When a company processes personal data, it must in certain cases give special consideration to a distinct category of data: those afforded specific protection under the General Data Protection Regulation (GDPR). In the financial sector—where customer due diligence, security and compliance are fundamental—mishandling such data can cause significant legal and reputational harm.

Special categories of personal data are not merely a statutory label; they are a concrete risk factor in day-to-day operations. They are subject to dedicated protective rules under the GDPR, which raises the bar for lawful basis, technical safeguards and internal documentation well beyond that applicable to ordinary personal data.

What counts as sensitive personal data?

Under Article 9 GDPR, sensitive personal data includes information revealing:

  • racial or ethnic origin
  • political opinions
  • religious or philosophical beliefs
  • trade union membership
  • processing of genetic data
  • biometric data for the purpose of uniquely identifying a natural person
  • health data
  • data about a natural person’s sex life or sexual orientation

Where financial firms encounter special category personal data

Financial institutions may encounter such data during customer identification and background checks, in transactions to healthcare providers, trade unions or religious organisations, or whenever documents incidentally contain any of the above categories. Even inadvertent misuse can amount to a serious intrusion into privacy.

Lawful basis and necessity: applying Article 9 GDPR

An overarching awareness is not enough. Firms must ensure a valid lawful basis (consent or a specific exception under Article 9 GDPR) and that processing is strictly necessary for the purpose. Where relevant, reference frameworks such as “special category personal data”, “health data GDPR” and “genetic data GDPR” should be assessed and documented with precision.

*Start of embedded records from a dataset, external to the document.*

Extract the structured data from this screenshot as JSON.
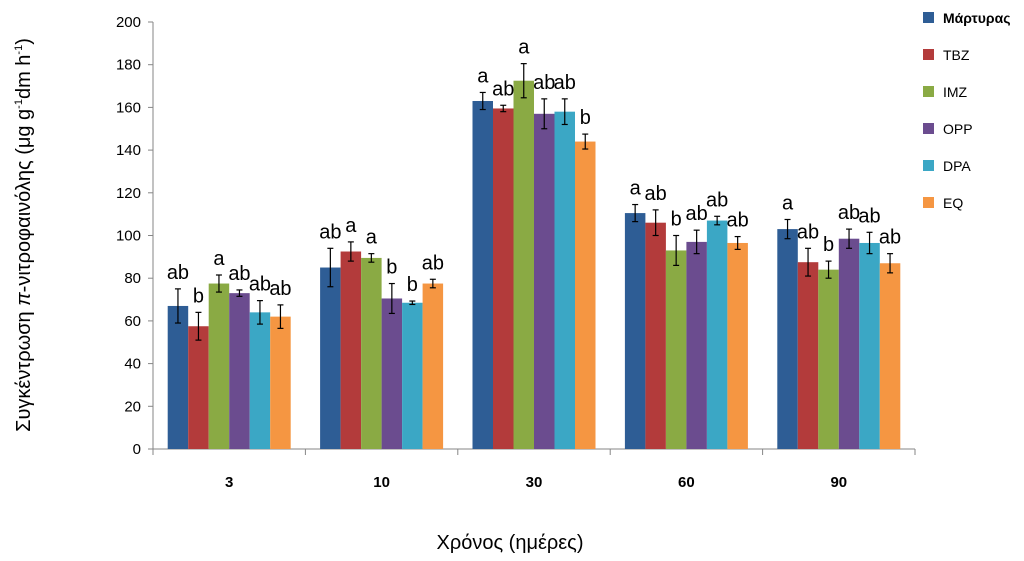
{
  "chart_data": {
    "type": "bar",
    "title": "",
    "xlabel": "Χρόνος (ημέρες)",
    "ylabel_prefix": "Συγκέντρωση ",
    "ylabel_italic": "π",
    "ylabel_mid": "-νιτροφαινόλης (μg g",
    "ylabel_sup1": "-1",
    "ylabel_mid2": "dm h",
    "ylabel_sup2": "-1",
    "ylabel_suffix": ")",
    "ylim": [
      0,
      200
    ],
    "yticks": [
      0,
      20,
      40,
      60,
      80,
      100,
      120,
      140,
      160,
      180,
      200
    ],
    "grid": false,
    "legend_position": "right",
    "categories": [
      "3",
      "10",
      "30",
      "60",
      "90"
    ],
    "series": [
      {
        "name": "Μάρτυρας",
        "color": "#2E5D95",
        "values": [
          67,
          85,
          163,
          110.5,
          103
        ],
        "errors": [
          8,
          9,
          4,
          4,
          4.5
        ],
        "letters": [
          "ab",
          "ab",
          "a",
          "a",
          "a"
        ]
      },
      {
        "name": "TBZ",
        "color": "#B33B3B",
        "values": [
          57.5,
          92.5,
          159.5,
          106,
          87.5
        ],
        "errors": [
          6.5,
          4.5,
          1.5,
          6,
          6.5
        ],
        "letters": [
          "b",
          "a",
          "ab",
          "ab",
          "ab"
        ]
      },
      {
        "name": "IMZ",
        "color": "#8AAA44",
        "values": [
          77.5,
          89.5,
          172.5,
          93,
          84
        ],
        "errors": [
          4,
          2,
          8,
          7,
          4
        ],
        "letters": [
          "a",
          "a",
          "a",
          "b",
          "b"
        ]
      },
      {
        "name": "OPP",
        "color": "#6B4C8F",
        "values": [
          73,
          70.5,
          157,
          97,
          98.5
        ],
        "errors": [
          1.5,
          7,
          7,
          5.5,
          4.5
        ],
        "letters": [
          "ab",
          "b",
          "ab",
          "ab",
          "ab"
        ]
      },
      {
        "name": "DPA",
        "color": "#3BA7C5",
        "values": [
          64,
          68.5,
          158,
          107,
          96.5
        ],
        "errors": [
          5.5,
          0.8,
          6,
          2,
          5
        ],
        "letters": [
          "ab",
          "b",
          "ab",
          "ab",
          "ab"
        ]
      },
      {
        "name": "EQ",
        "color": "#F59642",
        "values": [
          62,
          77.5,
          144,
          96.5,
          87
        ],
        "errors": [
          5.5,
          2,
          3.5,
          3,
          4.5
        ],
        "letters": [
          "ab",
          "ab",
          "b",
          "ab",
          "ab"
        ]
      }
    ]
  }
}
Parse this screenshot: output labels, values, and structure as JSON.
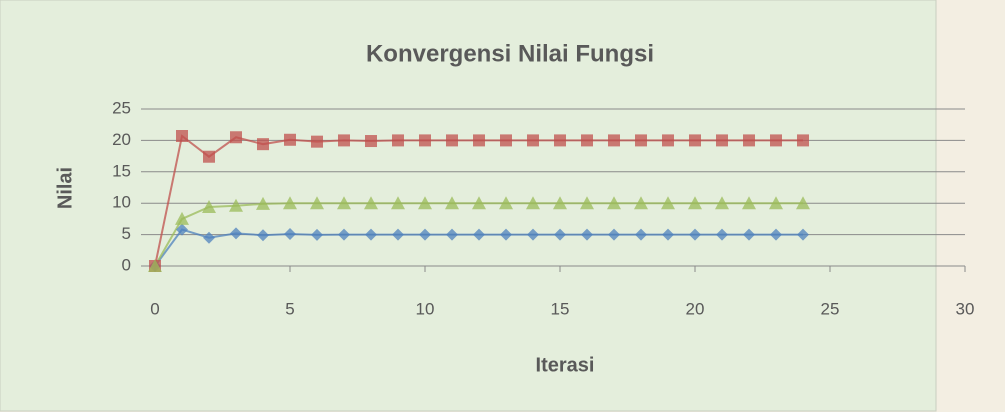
{
  "chart_data": {
    "type": "scatter-line",
    "title": "Konvergensi Nilai Fungsi",
    "xlabel": "Iterasi",
    "ylabel": "Nilai",
    "x": [
      0,
      1,
      2,
      3,
      4,
      5,
      6,
      7,
      8,
      9,
      10,
      11,
      12,
      13,
      14,
      15,
      16,
      17,
      18,
      19,
      20,
      21,
      22,
      23,
      24
    ],
    "series": [
      {
        "color": "#4f81bd",
        "marker": "diamond",
        "values": [
          0,
          5.8,
          4.5,
          5.2,
          4.9,
          5.1,
          4.95,
          5,
          5,
          5,
          5,
          5,
          5,
          5,
          5,
          5,
          5,
          5,
          5,
          5,
          5,
          5,
          5,
          5,
          5
        ]
      },
      {
        "color": "#c0504d",
        "marker": "square",
        "values": [
          0,
          20.7,
          17.4,
          20.5,
          19.4,
          20.1,
          19.8,
          20,
          19.9,
          20,
          20,
          20,
          20,
          20,
          20,
          20,
          20,
          20,
          20,
          20,
          20,
          20,
          20,
          20,
          20
        ]
      },
      {
        "color": "#9bbb59",
        "marker": "triangle",
        "values": [
          0,
          7.5,
          9.4,
          9.6,
          9.9,
          10,
          10,
          10,
          10,
          10,
          10,
          10,
          10,
          10,
          10,
          10,
          10,
          10,
          10,
          10,
          10,
          10,
          10,
          10,
          10
        ]
      }
    ],
    "xlim": [
      0,
      30
    ],
    "xticks": [
      0,
      5,
      10,
      15,
      20,
      25,
      30
    ],
    "ylim": [
      0,
      25
    ],
    "yticks": [
      0,
      5,
      10,
      15,
      20,
      25
    ],
    "grid": true
  }
}
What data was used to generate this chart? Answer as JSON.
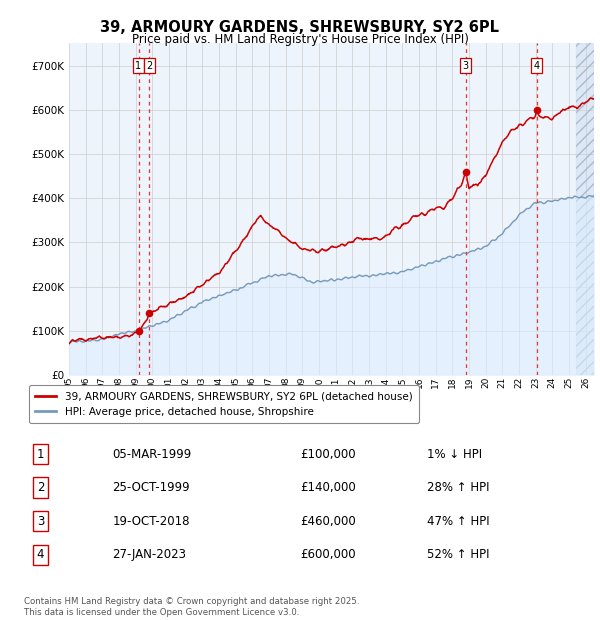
{
  "title": "39, ARMOURY GARDENS, SHREWSBURY, SY2 6PL",
  "subtitle": "Price paid vs. HM Land Registry's House Price Index (HPI)",
  "ylim": [
    0,
    750000
  ],
  "yticks": [
    0,
    100000,
    200000,
    300000,
    400000,
    500000,
    600000,
    700000
  ],
  "ytick_labels": [
    "£0",
    "£100K",
    "£200K",
    "£300K",
    "£400K",
    "£500K",
    "£600K",
    "£700K"
  ],
  "xlim_start": 1995.0,
  "xlim_end": 2026.5,
  "xtick_years": [
    1995,
    1996,
    1997,
    1998,
    1999,
    2000,
    2001,
    2002,
    2003,
    2004,
    2005,
    2006,
    2007,
    2008,
    2009,
    2010,
    2011,
    2012,
    2013,
    2014,
    2015,
    2016,
    2017,
    2018,
    2019,
    2020,
    2021,
    2022,
    2023,
    2024,
    2025,
    2026
  ],
  "transactions": [
    {
      "num": "1",
      "date": "05-MAR-1999",
      "year": 1999.17,
      "price": 100000,
      "label": "1% ↓ HPI"
    },
    {
      "num": "2",
      "date": "25-OCT-1999",
      "year": 1999.81,
      "price": 140000,
      "label": "28% ↑ HPI"
    },
    {
      "num": "3",
      "date": "19-OCT-2018",
      "year": 2018.8,
      "price": 460000,
      "label": "47% ↑ HPI"
    },
    {
      "num": "4",
      "date": "27-JAN-2023",
      "year": 2023.07,
      "price": 600000,
      "label": "52% ↑ HPI"
    }
  ],
  "red_line_color": "#cc0000",
  "blue_line_color": "#7799bb",
  "blue_fill_color": "#ddeeff",
  "grid_color": "#cccccc",
  "background_color": "#ffffff",
  "plot_bg_color": "#eef4fb",
  "dashed_line_color": "#ee3333",
  "hatch_start": 2025.42,
  "legend_label_red": "39, ARMOURY GARDENS, SHREWSBURY, SY2 6PL (detached house)",
  "legend_label_blue": "HPI: Average price, detached house, Shropshire",
  "footer": "Contains HM Land Registry data © Crown copyright and database right 2025.\nThis data is licensed under the Open Government Licence v3.0.",
  "table_rows": [
    [
      "1",
      "05-MAR-1999",
      "£100,000",
      "1% ↓ HPI"
    ],
    [
      "2",
      "25-OCT-1999",
      "£140,000",
      "28% ↑ HPI"
    ],
    [
      "3",
      "19-OCT-2018",
      "£460,000",
      "47% ↑ HPI"
    ],
    [
      "4",
      "27-JAN-2023",
      "£600,000",
      "52% ↑ HPI"
    ]
  ]
}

Technical and organisational measures: beyond IT controls

Technical controls alone are insufficient. Robust organisational safeguards are also required—such as role-based access, data minimisation and structured incident handling. In practice this means implementing policies aligned with data minimization GDPR, and ensuring tested playbooks for incident management GDPR and incident response GDPR. Failures may trigger regulatory oversight by the Data Protection Authority and potential claims for damages.

At Morling Consulting, our GDPR lawyers support financial institutions in achieving compliant handling of sensitive personal data—from assessing lawful bases to embedding both technical and organisational compliance. We also help design internal policies, incident response routines and risk assessments that meet legal requirements and the sector’s specific operational realities, including considerations around special category personal data and health data GDPR.

Our advisory services include targeted controls for genetic data GDPR, explicit scoping under Article 9 GDPR, and proportionate governance that demonstrably satisfies data minimization GDPR while maintaining operational resilience through incident management GDPR and incident response GDPR.